I knew I should never have gone below
but I did, and the fug of bilges and wood
caught me aback. The sheets of my heart
snapped taut to breaking, as a gale
stronger than longing filled the sail
inside me. To be shot of land
and its wood smoke! To feel the keel
cold in a current! To see the mast
inscribing water like a restless pen
writing a fading wake! It’s true,
I’m ruined. Not even peace will do
to keep me ashore now. Not even you.

I was first attracted to Gwyneth Lewis’s work by a poem in Ruth Padel’s collection, 60 Poems for the Journey of Life where her attractive poem, The Flaggy Shore may be found. Clearly she is much interested in marine matters.
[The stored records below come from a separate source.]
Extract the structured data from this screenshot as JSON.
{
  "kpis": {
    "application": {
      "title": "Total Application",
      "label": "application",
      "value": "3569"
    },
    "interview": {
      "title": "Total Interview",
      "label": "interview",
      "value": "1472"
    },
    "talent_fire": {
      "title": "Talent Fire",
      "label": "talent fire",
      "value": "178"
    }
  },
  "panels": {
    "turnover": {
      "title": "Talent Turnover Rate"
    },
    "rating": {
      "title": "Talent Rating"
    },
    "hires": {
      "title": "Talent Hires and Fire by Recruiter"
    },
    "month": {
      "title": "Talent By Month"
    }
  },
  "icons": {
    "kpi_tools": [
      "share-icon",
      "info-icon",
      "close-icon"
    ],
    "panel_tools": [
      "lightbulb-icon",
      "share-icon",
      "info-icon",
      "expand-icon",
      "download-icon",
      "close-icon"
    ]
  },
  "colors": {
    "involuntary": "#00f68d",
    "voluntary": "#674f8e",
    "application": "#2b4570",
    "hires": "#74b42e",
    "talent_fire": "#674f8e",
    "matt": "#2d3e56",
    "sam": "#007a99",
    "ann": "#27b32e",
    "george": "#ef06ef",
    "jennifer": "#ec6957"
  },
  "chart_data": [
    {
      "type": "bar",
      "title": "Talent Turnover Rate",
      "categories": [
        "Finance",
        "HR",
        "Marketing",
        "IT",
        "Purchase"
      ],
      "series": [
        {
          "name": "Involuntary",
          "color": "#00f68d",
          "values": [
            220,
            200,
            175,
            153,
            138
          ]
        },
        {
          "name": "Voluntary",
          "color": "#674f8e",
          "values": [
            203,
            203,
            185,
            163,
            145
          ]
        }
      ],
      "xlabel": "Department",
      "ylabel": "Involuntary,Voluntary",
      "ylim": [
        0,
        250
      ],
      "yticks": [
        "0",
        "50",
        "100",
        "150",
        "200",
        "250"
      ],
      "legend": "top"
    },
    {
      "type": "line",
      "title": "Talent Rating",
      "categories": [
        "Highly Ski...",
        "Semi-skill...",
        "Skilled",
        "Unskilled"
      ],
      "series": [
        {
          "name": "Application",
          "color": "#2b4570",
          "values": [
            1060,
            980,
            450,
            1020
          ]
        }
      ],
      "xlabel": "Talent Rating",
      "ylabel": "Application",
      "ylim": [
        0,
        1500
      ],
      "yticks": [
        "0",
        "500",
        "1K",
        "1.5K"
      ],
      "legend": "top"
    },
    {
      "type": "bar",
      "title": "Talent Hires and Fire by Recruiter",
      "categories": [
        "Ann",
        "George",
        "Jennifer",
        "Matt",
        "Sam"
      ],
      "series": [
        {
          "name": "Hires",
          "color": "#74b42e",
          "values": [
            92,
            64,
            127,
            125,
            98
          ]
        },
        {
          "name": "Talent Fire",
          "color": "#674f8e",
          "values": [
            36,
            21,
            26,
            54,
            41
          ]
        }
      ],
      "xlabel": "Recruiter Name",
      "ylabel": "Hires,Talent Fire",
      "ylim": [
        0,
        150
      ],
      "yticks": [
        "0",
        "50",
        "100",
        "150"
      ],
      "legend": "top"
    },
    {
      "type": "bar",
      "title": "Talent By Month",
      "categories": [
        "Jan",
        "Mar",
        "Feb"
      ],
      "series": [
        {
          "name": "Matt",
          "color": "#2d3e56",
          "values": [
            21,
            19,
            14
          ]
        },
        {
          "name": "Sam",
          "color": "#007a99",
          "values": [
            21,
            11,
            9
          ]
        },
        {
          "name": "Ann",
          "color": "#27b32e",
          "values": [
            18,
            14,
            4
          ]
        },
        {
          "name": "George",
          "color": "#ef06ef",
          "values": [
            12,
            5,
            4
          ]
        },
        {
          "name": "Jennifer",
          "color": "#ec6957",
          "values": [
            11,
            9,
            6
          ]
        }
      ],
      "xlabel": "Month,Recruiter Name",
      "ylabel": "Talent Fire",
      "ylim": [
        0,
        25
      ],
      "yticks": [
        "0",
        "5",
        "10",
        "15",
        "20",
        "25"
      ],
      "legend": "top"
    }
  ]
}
The poem has a tension and an elegance about it. It will appeal to anyone interested in messing about in boats but has an edge about it too. Much of the imagery is erotic even sexual. The word fug strikes and catches you back as she says in the next line. It is overpowering and yet speeds you along with considerable force like a dangerous attraction. The word “shot” adds to this general sense of menace and yet also implies the freedom experienced as the liberation of inspiration. The image of the pen as a sail-a simile- reminds of the Rubaiyat of Omar Khyyam –

“The Moving Finger writes; and, having writ,
Moves on: nor all thy Piety nor Wit
Shall lure it back to cancel half a Line,
Nor all thy Tears wash out a Word of it.”

It also reminds of the words written on Keat’s Grave-

The best-known use of a similar phrase is on the gravestone of John Keats: Here lies one whose name was writ in water. (‘Writ‘ is a poetic form of ‘written‘.) This means his fame was transient; it passed away quickly. Then there is Catullus-

1 Nulli se dicit mulier mea nubere malle My woman says that she prefers to be married to no one
2 quam mihi, non si se Iuppiter ipse petat. but me, not even if Jupiter himself should seek her.
3 dicit: sed mulier cupido quod dicit amanti, she says: but what a woman says to her passionate lover,
4 in vento et rapida scribere oportet aqua. she ought to write on the wind and swift-flowing water.

The poem then is about the possible effects of being driven along by the poetic imagination. The last line has an awesome direct remark to the reader. For some poets their trade requires passion even to the point of not counting the cost. Shelley in his boat springs to mind!